The streams in the Smokies are finally flowing lower than they have all year. The flows are finally normal. I like higher flows than we have right now. Some anglers like what we have today.
Little River is flowing at 107 cubic feet per second (cfs) or 1.65 feet on the gauge. Median flow for this date is 103 cfs. The water temperature at 7:45 am is 66.2 degrees.
It is going to be warm through Sunday with highs near or right at 90 degrees. Lows at night are going to be around 70 degrees. Well, that’s what the National Weather Service says. Weather.com has a different opinion. They say the highs are going to be in the high 80’s with lows around 66 degrees at night.
Starting Monday, we are going to enjoy a cool spell with highs in the high 70’s to low 80’s and lows in the high 50’s to low 60’s. Now that is what I’m looking forward to.
Fishing is good in the Smoky Mountains. Some anglers are doing well with dry flies and others are doing better with nymphs. Probably, the overwhelming consensus from fly fishermen is, you should use a dry and a dropper. I am noticing more fishermen are concentrating on smaller streams too though there are exceptions.
I would use a Yellow Neversink, Yellow Stimulator, Yellow Elk Hair Caddis or a Parachute Adams for the dry. I would drop a Green Weenie, Barbie Bug or a bead head fly off the dry. Terrestrial insects are plentiful and make up a big chunk of what Smokies trout are eating right now. For that reason, I would consider a beetle or ant pattern. Try a black Chernobyl Ant.
Fly fishing for smallmouth bass in the tailwaters is really good right now.

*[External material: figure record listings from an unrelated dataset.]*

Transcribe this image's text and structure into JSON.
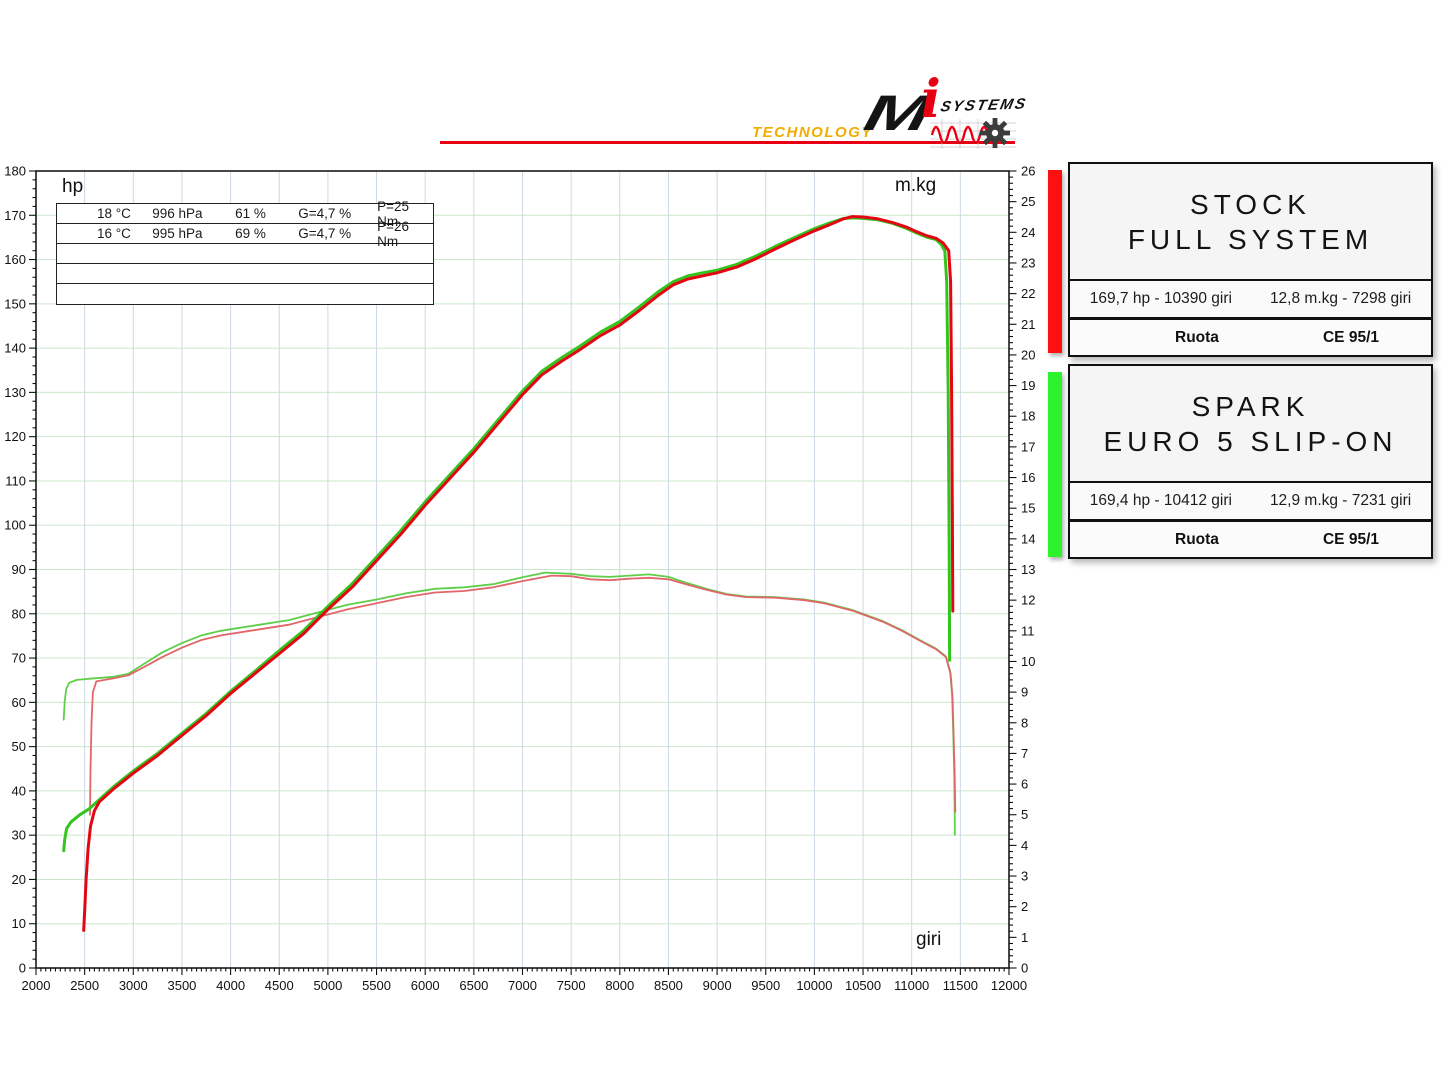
{
  "logo": {
    "technology": "TECHNOLOGY",
    "brand_m": "M",
    "brand_i": "i",
    "brand_systems": "SYSTEMS",
    "underline_color": "#e60012",
    "technology_color": "#f2ac00"
  },
  "chart_data": {
    "type": "line",
    "xlabel": "giri",
    "y_left_label": "hp",
    "y_right_label": "m.kg",
    "x_axis": {
      "min": 2000,
      "max": 12000,
      "major_step": 500,
      "minor_step": 50
    },
    "y_left_axis": {
      "min": 0,
      "max": 180,
      "major_step": 10,
      "minor_step": 2
    },
    "y_right_axis": {
      "min": 0,
      "max": 26,
      "major_step": 1,
      "minor_step": 0.2
    },
    "grid": {
      "horizontal_color": "#cbe7cb",
      "vertical_color": "#ccd9e3"
    },
    "legend_position": "right",
    "conditions_rows": [
      [
        "18 °C",
        "996 hPa",
        "61 %",
        "G=4,7 %",
        "P=25 Nm"
      ],
      [
        "16 °C",
        "995 hPa",
        "69 %",
        "G=4,7 %",
        "P=26 Nm"
      ]
    ],
    "series": [
      {
        "name": "spark-torque",
        "axis": "right",
        "color": "#5fcf4a",
        "width": 1.8,
        "points": [
          [
            2285,
            8.1
          ],
          [
            2295,
            8.7
          ],
          [
            2310,
            9.1
          ],
          [
            2340,
            9.3
          ],
          [
            2420,
            9.4
          ],
          [
            2600,
            9.45
          ],
          [
            2800,
            9.5
          ],
          [
            2950,
            9.6
          ],
          [
            3100,
            9.9
          ],
          [
            3300,
            10.3
          ],
          [
            3500,
            10.6
          ],
          [
            3700,
            10.85
          ],
          [
            3900,
            11.0
          ],
          [
            4100,
            11.1
          ],
          [
            4300,
            11.2
          ],
          [
            4600,
            11.35
          ],
          [
            4900,
            11.6
          ],
          [
            5200,
            11.85
          ],
          [
            5500,
            12.02
          ],
          [
            5800,
            12.22
          ],
          [
            6100,
            12.37
          ],
          [
            6400,
            12.42
          ],
          [
            6700,
            12.52
          ],
          [
            7000,
            12.75
          ],
          [
            7231,
            12.9
          ],
          [
            7500,
            12.86
          ],
          [
            7700,
            12.78
          ],
          [
            7900,
            12.76
          ],
          [
            8100,
            12.8
          ],
          [
            8300,
            12.84
          ],
          [
            8500,
            12.76
          ],
          [
            8700,
            12.55
          ],
          [
            8900,
            12.36
          ],
          [
            9100,
            12.2
          ],
          [
            9300,
            12.12
          ],
          [
            9600,
            12.1
          ],
          [
            9900,
            12.02
          ],
          [
            10100,
            11.92
          ],
          [
            10400,
            11.67
          ],
          [
            10700,
            11.32
          ],
          [
            10900,
            11.02
          ],
          [
            11100,
            10.67
          ],
          [
            11250,
            10.42
          ],
          [
            11350,
            10.17
          ],
          [
            11395,
            9.7
          ],
          [
            11415,
            8.9
          ],
          [
            11428,
            7.6
          ],
          [
            11438,
            6.2
          ],
          [
            11444,
            4.35
          ]
        ]
      },
      {
        "name": "stock-torque",
        "axis": "right",
        "color": "#e0666a",
        "width": 1.8,
        "points": [
          [
            2555,
            5.0
          ],
          [
            2560,
            6.5
          ],
          [
            2570,
            8.0
          ],
          [
            2585,
            9.0
          ],
          [
            2620,
            9.35
          ],
          [
            2800,
            9.45
          ],
          [
            2950,
            9.55
          ],
          [
            3100,
            9.8
          ],
          [
            3300,
            10.15
          ],
          [
            3500,
            10.45
          ],
          [
            3700,
            10.7
          ],
          [
            3900,
            10.85
          ],
          [
            4100,
            10.95
          ],
          [
            4300,
            11.05
          ],
          [
            4600,
            11.2
          ],
          [
            4900,
            11.45
          ],
          [
            5200,
            11.7
          ],
          [
            5500,
            11.9
          ],
          [
            5800,
            12.1
          ],
          [
            6100,
            12.25
          ],
          [
            6400,
            12.3
          ],
          [
            6700,
            12.42
          ],
          [
            7000,
            12.62
          ],
          [
            7298,
            12.8
          ],
          [
            7500,
            12.78
          ],
          [
            7700,
            12.68
          ],
          [
            7900,
            12.65
          ],
          [
            8100,
            12.7
          ],
          [
            8300,
            12.73
          ],
          [
            8500,
            12.68
          ],
          [
            8700,
            12.5
          ],
          [
            8900,
            12.33
          ],
          [
            9100,
            12.18
          ],
          [
            9300,
            12.1
          ],
          [
            9600,
            12.08
          ],
          [
            9900,
            12.0
          ],
          [
            10100,
            11.9
          ],
          [
            10400,
            11.65
          ],
          [
            10700,
            11.3
          ],
          [
            10900,
            11.0
          ],
          [
            11100,
            10.65
          ],
          [
            11250,
            10.4
          ],
          [
            11350,
            10.15
          ],
          [
            11400,
            9.6
          ],
          [
            11420,
            8.8
          ],
          [
            11432,
            7.5
          ],
          [
            11442,
            6.3
          ],
          [
            11448,
            5.1
          ]
        ]
      },
      {
        "name": "spark-hp",
        "axis": "left",
        "color": "#33c41e",
        "width": 3,
        "points": [
          [
            2285,
            26.5
          ],
          [
            2295,
            29
          ],
          [
            2315,
            31.5
          ],
          [
            2360,
            33
          ],
          [
            2450,
            34.6
          ],
          [
            2550,
            36
          ],
          [
            2650,
            38
          ],
          [
            2800,
            41
          ],
          [
            3000,
            44.5
          ],
          [
            3250,
            48.5
          ],
          [
            3500,
            53
          ],
          [
            3750,
            57.5
          ],
          [
            4000,
            62.5
          ],
          [
            4250,
            67
          ],
          [
            4500,
            71.7
          ],
          [
            4750,
            76.2
          ],
          [
            5000,
            81.7
          ],
          [
            5250,
            86.8
          ],
          [
            5500,
            92.8
          ],
          [
            5750,
            98.8
          ],
          [
            6000,
            105.3
          ],
          [
            6250,
            111.3
          ],
          [
            6500,
            117.3
          ],
          [
            6750,
            123.8
          ],
          [
            7000,
            130.3
          ],
          [
            7200,
            134.8
          ],
          [
            7400,
            137.8
          ],
          [
            7600,
            140.6
          ],
          [
            7800,
            143.6
          ],
          [
            8000,
            146
          ],
          [
            8200,
            149.3
          ],
          [
            8400,
            152.8
          ],
          [
            8550,
            155
          ],
          [
            8700,
            156.3
          ],
          [
            8850,
            157
          ],
          [
            9000,
            157.6
          ],
          [
            9200,
            158.9
          ],
          [
            9400,
            160.8
          ],
          [
            9600,
            163
          ],
          [
            9800,
            165
          ],
          [
            10000,
            167
          ],
          [
            10150,
            168.2
          ],
          [
            10300,
            169.3
          ],
          [
            10412,
            169.4
          ],
          [
            10500,
            169.3
          ],
          [
            10650,
            169
          ],
          [
            10800,
            168.2
          ],
          [
            10950,
            167
          ],
          [
            11050,
            166
          ],
          [
            11150,
            165.1
          ],
          [
            11250,
            164.5
          ],
          [
            11300,
            163.5
          ],
          [
            11340,
            162
          ],
          [
            11360,
            155
          ],
          [
            11375,
            130
          ],
          [
            11385,
            95
          ],
          [
            11390,
            69.5
          ]
        ]
      },
      {
        "name": "stock-hp",
        "axis": "left",
        "color": "#e30613",
        "width": 3,
        "points": [
          [
            2490,
            8.5
          ],
          [
            2500,
            13
          ],
          [
            2515,
            20
          ],
          [
            2535,
            27
          ],
          [
            2560,
            32
          ],
          [
            2600,
            35.5
          ],
          [
            2650,
            37.5
          ],
          [
            2800,
            40.5
          ],
          [
            3000,
            44
          ],
          [
            3250,
            48
          ],
          [
            3500,
            52.5
          ],
          [
            3750,
            57
          ],
          [
            4000,
            62
          ],
          [
            4250,
            66.5
          ],
          [
            4500,
            71
          ],
          [
            4750,
            75.5
          ],
          [
            5000,
            81
          ],
          [
            5250,
            86
          ],
          [
            5500,
            92
          ],
          [
            5750,
            98
          ],
          [
            6000,
            104.5
          ],
          [
            6250,
            110.5
          ],
          [
            6500,
            116.5
          ],
          [
            6750,
            123
          ],
          [
            7000,
            129.5
          ],
          [
            7200,
            134
          ],
          [
            7400,
            137
          ],
          [
            7600,
            139.8
          ],
          [
            7800,
            142.8
          ],
          [
            8000,
            145.2
          ],
          [
            8200,
            148.5
          ],
          [
            8400,
            152
          ],
          [
            8550,
            154.3
          ],
          [
            8700,
            155.6
          ],
          [
            8850,
            156.3
          ],
          [
            9000,
            157
          ],
          [
            9200,
            158.3
          ],
          [
            9400,
            160.2
          ],
          [
            9600,
            162.4
          ],
          [
            9800,
            164.5
          ],
          [
            10000,
            166.5
          ],
          [
            10150,
            167.8
          ],
          [
            10300,
            169.2
          ],
          [
            10390,
            169.7
          ],
          [
            10500,
            169.6
          ],
          [
            10650,
            169.2
          ],
          [
            10800,
            168.4
          ],
          [
            10950,
            167.3
          ],
          [
            11050,
            166.3
          ],
          [
            11150,
            165.4
          ],
          [
            11250,
            164.8
          ],
          [
            11320,
            163.8
          ],
          [
            11380,
            162
          ],
          [
            11400,
            155
          ],
          [
            11410,
            130
          ],
          [
            11418,
            100
          ],
          [
            11422,
            80.6
          ]
        ]
      }
    ]
  },
  "legend": [
    {
      "bar_color": "#ff1010",
      "title_line1": "STOCK",
      "title_line2": "FULL SYSTEM",
      "stats_left": "169,7 hp - 10390 giri",
      "stats_right": "12,8 m.kg - 7298 giri",
      "footer_left": "Ruota",
      "footer_right": "CE 95/1"
    },
    {
      "bar_color": "#2df32d",
      "title_line1": "SPARK",
      "title_line2": "EURO 5 SLIP-ON",
      "stats_left": "169,4 hp - 10412 giri",
      "stats_right": "12,9 m.kg - 7231 giri",
      "footer_left": "Ruota",
      "footer_right": "CE 95/1"
    }
  ]
}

Stealth Bombers are working well. Josh from Frontier Anglers was in yesterday and smiling ear to ear. He loves floating clients down the tailwaters in his drifboat in August. Smallie fishing is very good during the heat of the Summer on the rivers below dams.
Stan, Dan and I were talking about fly fishing for carp yesterday. I was telling Dan about a place we found that were loaded with carp two weeks ago. Evidently Stan fishes there often. Dan works at Blackberry Farm in the fly fishing program. He has become addicted to fly fishing for carp. He is good at it too. Stan has caught more than his share of carp on a fly. Both of these guys make and fish with bamboo rods. Dan fishes from a paddle board, slipping into shallow water and casting to carp feeding on the flats.

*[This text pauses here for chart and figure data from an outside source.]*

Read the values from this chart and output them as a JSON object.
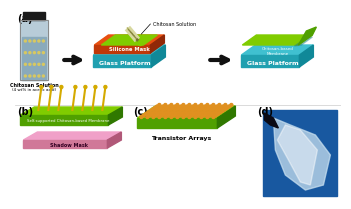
{
  "panel_a_label": "(a)",
  "panel_b_label": "(b)",
  "panel_c_label": "(c)",
  "panel_d_label": "(d)",
  "bottle_text1": "Chitosan Solution",
  "bottle_text2": "(4 wt% in acetic acid)",
  "glass_label1": "Glass Platform",
  "glass_label2": "Glass Platform",
  "silicone_label": "Silicone Mask",
  "chitosan_sol_label": "Chitosan Solution",
  "membrane_label": "Chitosan-based\nMembrane",
  "shadow_mask_label": "Shadow Mask",
  "self_supported_label": "Self-supported Chitosan-based Membrane",
  "transistor_label": "Transistor Arrays",
  "color_teal": "#40c0d0",
  "color_teal_side": "#20a0b0",
  "color_teal_dark": "#108898",
  "color_orange": "#e85010",
  "color_orange_side": "#c03808",
  "color_orange_dark": "#902808",
  "color_green": "#80cc00",
  "color_green_side": "#50a000",
  "color_green_dark": "#307800",
  "color_pink": "#f0a0c8",
  "color_pink_side": "#d07898",
  "color_pink_dark": "#b05878",
  "color_gold": "#d4aa00",
  "color_arrow": "#111111",
  "color_bg": "#ffffff",
  "color_blue_photo": "#1858a0"
}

I am a frustrated carp fly fisher. I’ve caught a few and been shunned by thousands of them. I have not resorted to chumming with bread yet. I have not scented my flies yet. But I’m getting close to stepping over the line if something doesn’t start happening soon.
Our conversation turned to eating carp. Stan has done it. I have not. I don’t think Dan has eaten a carp. I searched the internet this morning, looking for comments from people who eat carp. I learned a lot from that experience.
First, carp were brought to America to be eaten. I found many comments about how great they are to eat. Other people talked about how boney they are. Of course we know they are a delicacy in Asia. They can’t get enough good carp in China. In fact, I’ve heard of two processing plants that have been built recently in the United States, to clean, freeze and ship Asian carp back to Asia. Good riddance! We need to rid our rivers and lakes of these invasive silver and bighead Asian carp.
Carp are eaten in Europe as well. I read Canadians eat a lot of carp.
I’m going to take the next small to medium sized carp I catch home and eat it. I’m not sure if Paula will dig in. She doesn’t seem too keen on the idea.
I practice catch and release almost exclusively. I have never eaten a smallmouth bass and I never will. I have eaten maybe two or three trout in the last 30 years. I did catch a trophy yellow perch a few weeks ago on a wooly bugger. I released him in the deep fryer. Yellow perch are excellent.
I do eat bluegill and crappie. But I prefer to release big bluegill. One of our customers caught a 12” bluegill on a popper recently. He released that fish. Now that is a trophy in our neck of the woods. I’ve never caught one that big. I would release a fish like that one.
So maybe, just maybe, some of you will enjoy a great carp holiday meal this weekend. I can just see a 24” carp on the grill. If you do, let me know about it.
Have a great day and thank you for being here with us.